You make a very valid point about people’s loyalty to their original training, it is a point I make very openly repeatedly in my podcasts. This is the reason I mention it here – because despite a usual major loyalty to their original training, people that attend my courses start to healthily question and recognise that loyalty and belief system they initially had.
Also, I’d disagree with the statement that ‘if the course you teach is a good one it will also be validated by a University’ – how is that true? How does that happen?
I appreciate, value and respect your comments, thanks for taking the time to respond.
Best wishes to you, Adam.
The degree course was in clinical hypnotherapy. Dr Calvert, a senior psychology lecturer in Psychology at the university, taught the academic and scientific part of the course. The therapy part of the course was indeed taught by non-academics, but who had a substantial background in teaching hypnosis to the medical profession as well as other students. A clinic was being set up in the sports department and would be linked to outside GP’s for referral.
The research projects were marked by academics at the university and the external examiner was Peter Naish.
A student who had complained reported the course to the QAA about the number of taught hours. The course had been validated and approved by the correct channels at the university and it was they who approved the number of hours. The person responsible had not paid due attention to it and subsequently very quickly ‘retired: before she could be made to answer for the error.
I agree that the reading list was out of date – but that had no bearing what so ever on the third year level students undertaking their research projects. Dr Calvert gave extensive academic papers and guidance.
The student on the course who was named as a teacher was in fact a facilitator.
I am very proud of by honours degree in Clinical Hypnotherapy and the fact that my research was recognised by the University of Surrey. I was awarded a funded PhD scholarship on the strength of it.
You have every right to be proud Linda, I’m certainly not disputing the sterling efforts of individuals who have worked hard to gain qualifications such as yours. I know many who attended such classes and know how hard they worked for their qualifications.
For me though, stating that the courses are somehow superior because they are validated by a University is a misnomer and does not mean that you are certain of a better education or a better subsequent career. That’s my main point.

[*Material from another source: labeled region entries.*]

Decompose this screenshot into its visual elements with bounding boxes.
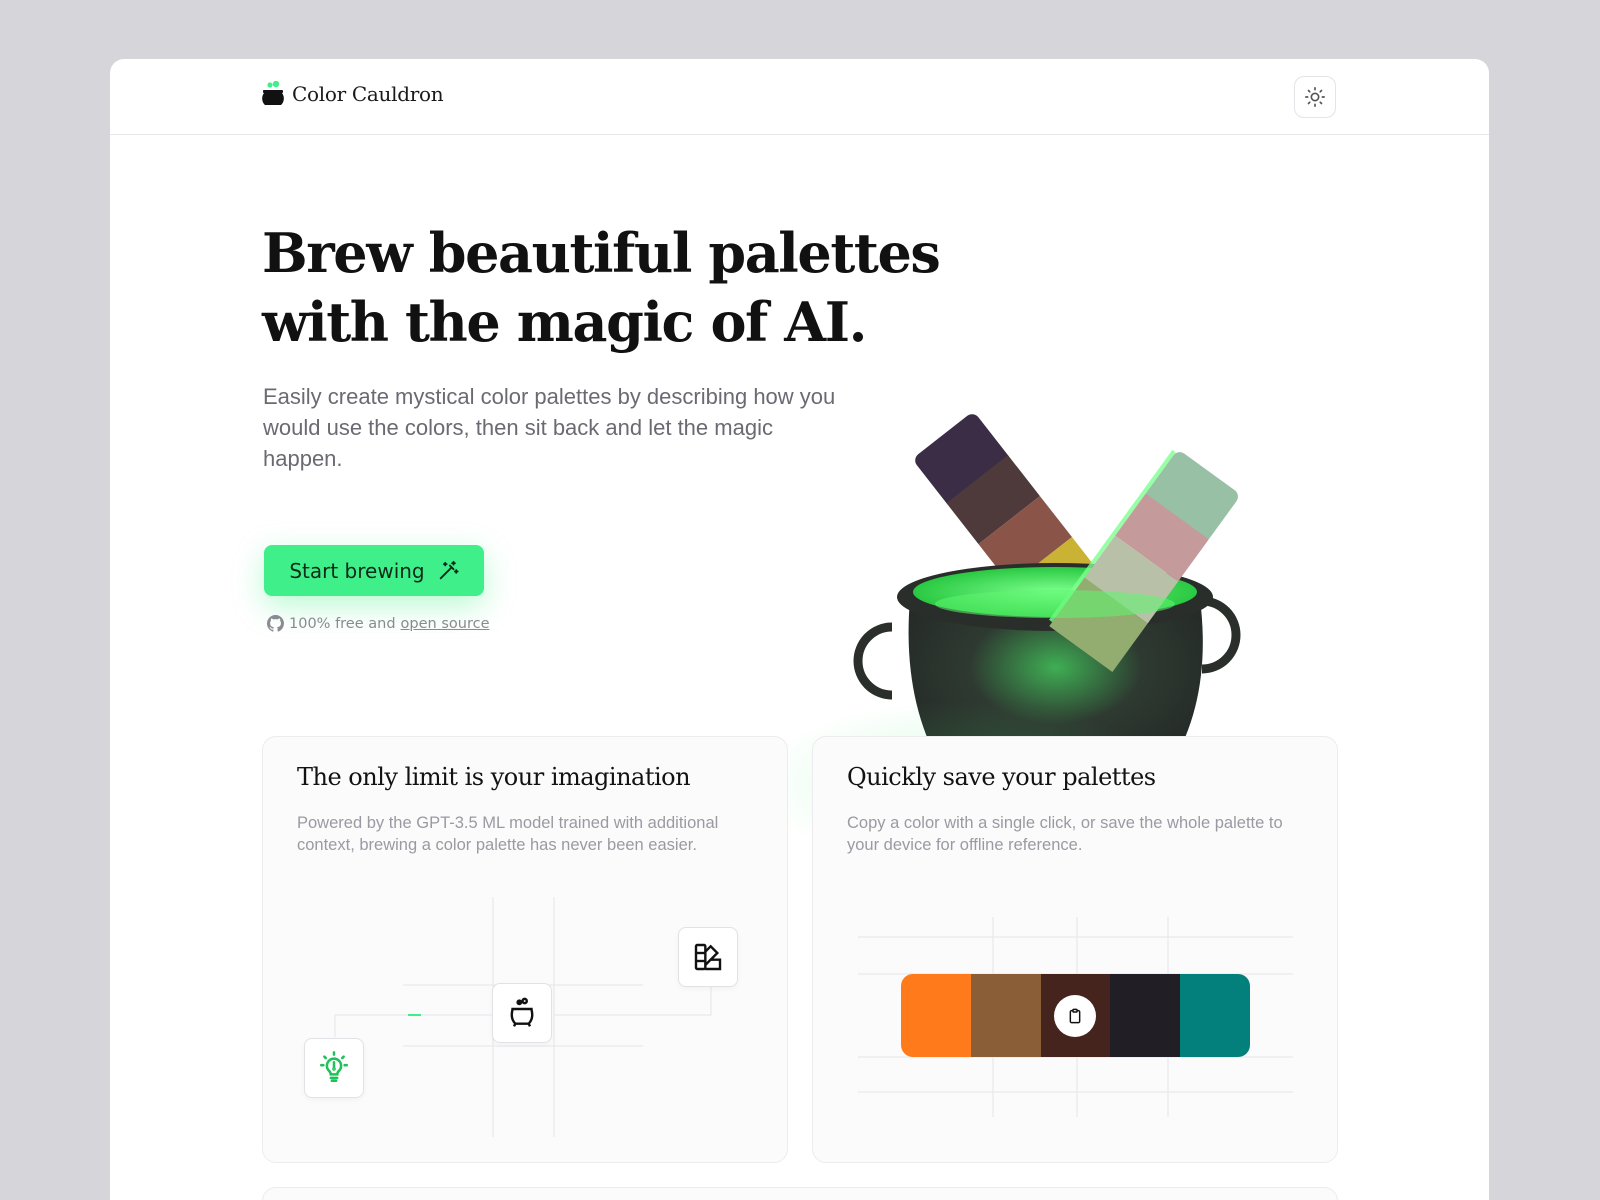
hero-title-line-2: with the magic of AI.	[262, 290, 867, 354]
cauldron-icon	[510, 997, 534, 1027]
palette-swatch[interactable]	[1040, 974, 1111, 1057]
lightbulb-icon	[319, 1051, 349, 1083]
sample-palette	[901, 974, 1250, 1057]
open-source-note: 100% free and open source	[267, 615, 490, 632]
app-window: Color Cauldron Brew beautiful palettes w…	[110, 59, 1489, 1200]
theme-toggle-button[interactable]	[1294, 76, 1336, 118]
palette-swatch[interactable]	[970, 974, 1041, 1057]
magic-wand-icon	[439, 560, 459, 579]
hero-subtitle: Easily create mystical color palettes by…	[263, 384, 836, 471]
feature-card-imagination: The only limit is your imagination Power…	[262, 736, 788, 1163]
cauldron-node	[492, 983, 552, 1043]
github-icon	[267, 615, 284, 632]
copy-color-button[interactable]	[1054, 994, 1097, 1037]
start-brewing-label: Start brewing	[289, 558, 425, 583]
palette-swatch[interactable]	[1180, 974, 1250, 1057]
open-source-link[interactable]: open source	[401, 616, 490, 632]
idea-node	[304, 1038, 364, 1098]
sun-icon	[1305, 87, 1325, 107]
hero-title: Brew beautiful palettes with the magic o…	[262, 219, 962, 357]
start-brewing-button[interactable]: Start brewing	[264, 545, 484, 596]
cauldron-logo-icon	[262, 81, 284, 105]
clipboard-icon	[1070, 1008, 1081, 1023]
brand-logo-link[interactable]: Color Cauldron	[262, 81, 444, 107]
app-name: Color Cauldron	[292, 82, 444, 106]
feature-card-save-palettes: Quickly save your palettes Copy a color …	[812, 736, 1338, 1163]
hero-title-line-1: Brew beautiful palettes	[262, 221, 941, 285]
top-navigation-bar: Color Cauldron	[110, 59, 1489, 135]
free-note-text: 100% free and	[289, 615, 396, 632]
palette-swatch[interactable]	[901, 974, 971, 1057]
palette-grid-lines	[858, 917, 1293, 1117]
next-section-card	[262, 1187, 1338, 1200]
swatch-book-icon	[694, 943, 722, 971]
palette-swatch[interactable]	[1110, 974, 1181, 1057]
palette-node	[678, 927, 738, 987]
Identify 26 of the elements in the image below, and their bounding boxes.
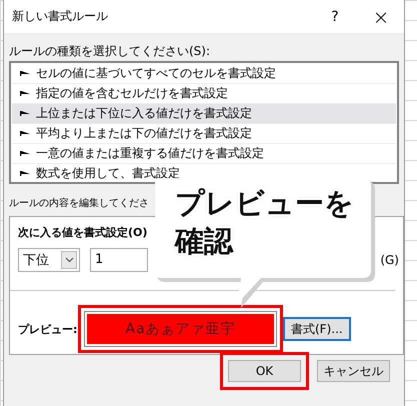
help-button[interactable]: ? <box>312 0 358 33</box>
arrow-icon <box>20 90 30 97</box>
caret-icon <box>64 257 74 263</box>
window-title: 新しい書式ルール <box>12 8 109 25</box>
close-button[interactable]: × <box>358 0 404 33</box>
count-input-field[interactable]: 1 <box>90 248 148 272</box>
arrow-icon <box>20 150 30 157</box>
direction-dropdown[interactable]: 下位 <box>18 248 80 272</box>
preview-sample: Aaあぁアァ亜宇 <box>87 314 274 344</box>
arrow-icon <box>20 130 30 137</box>
arrow-icon <box>20 110 30 117</box>
rule-type-label: ルールの種類を選択してください(S): <box>9 43 212 60</box>
arrow-icon <box>20 170 30 177</box>
cancel-button[interactable]: キャンセル <box>317 360 390 382</box>
rule-edit-label: ルールの内容を編集してくださ <box>9 196 149 211</box>
rule-type-item[interactable]: 平均より上または下の値だけを書式設定 <box>12 124 396 144</box>
preview-label: プレビュー: <box>18 322 78 336</box>
ok-button[interactable]: OK <box>228 360 301 382</box>
rule-type-item[interactable]: 一意の値または重複する値だけを書式設定 <box>12 144 396 164</box>
format-button[interactable]: 書式(F)... <box>283 317 351 341</box>
arrow-icon <box>20 70 30 77</box>
percent-checkbox-label: (G) <box>380 253 399 267</box>
rule-heading: 次に入る値を書式設定(O) <box>18 225 148 241</box>
callout-text: プレビューを確認 <box>175 185 355 260</box>
rule-type-item[interactable]: 上位または下位に入る値だけを書式設定 <box>12 104 396 124</box>
rule-type-item[interactable]: セルの値に基づいてすべてのセルを書式設定 <box>12 64 396 84</box>
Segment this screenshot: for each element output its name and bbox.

Best wishes to you as always, Adam.
Thank you Adam. I whole heartedly support your endeavour to advance the professionalism of Hypnosis and Hypnotherapy with emphasis on scientific evidence. I certainly look to you as a leader in this respect.
Well said !
Having previously completed a 2 year course of training in Hypnotherapy, NLP (and Lightning Process) with the excellent Phil Parker, I also undertook the 3 year BSc in Clinical Hypnotherapy offered by St Mary’s University College, Twickenham. I support Linda’s comments regarding the knowledge base and professionalism of the course and college and the Tutors.
Although the complaint raised related to the number of taught hours – we were informed in advance that there would be a great deal of independent study necessary in order to get through the course.
It’s a shame you weren’t involved in what was intended to be a spearhead course for academic and professional credibility and training in our industry. It’s such a shame it is no longer offered but perhaps another university will be brave enough to take it on at some point in the future.
Thanks for taking the time to write and share that Sheree, best wishes to you, Adam.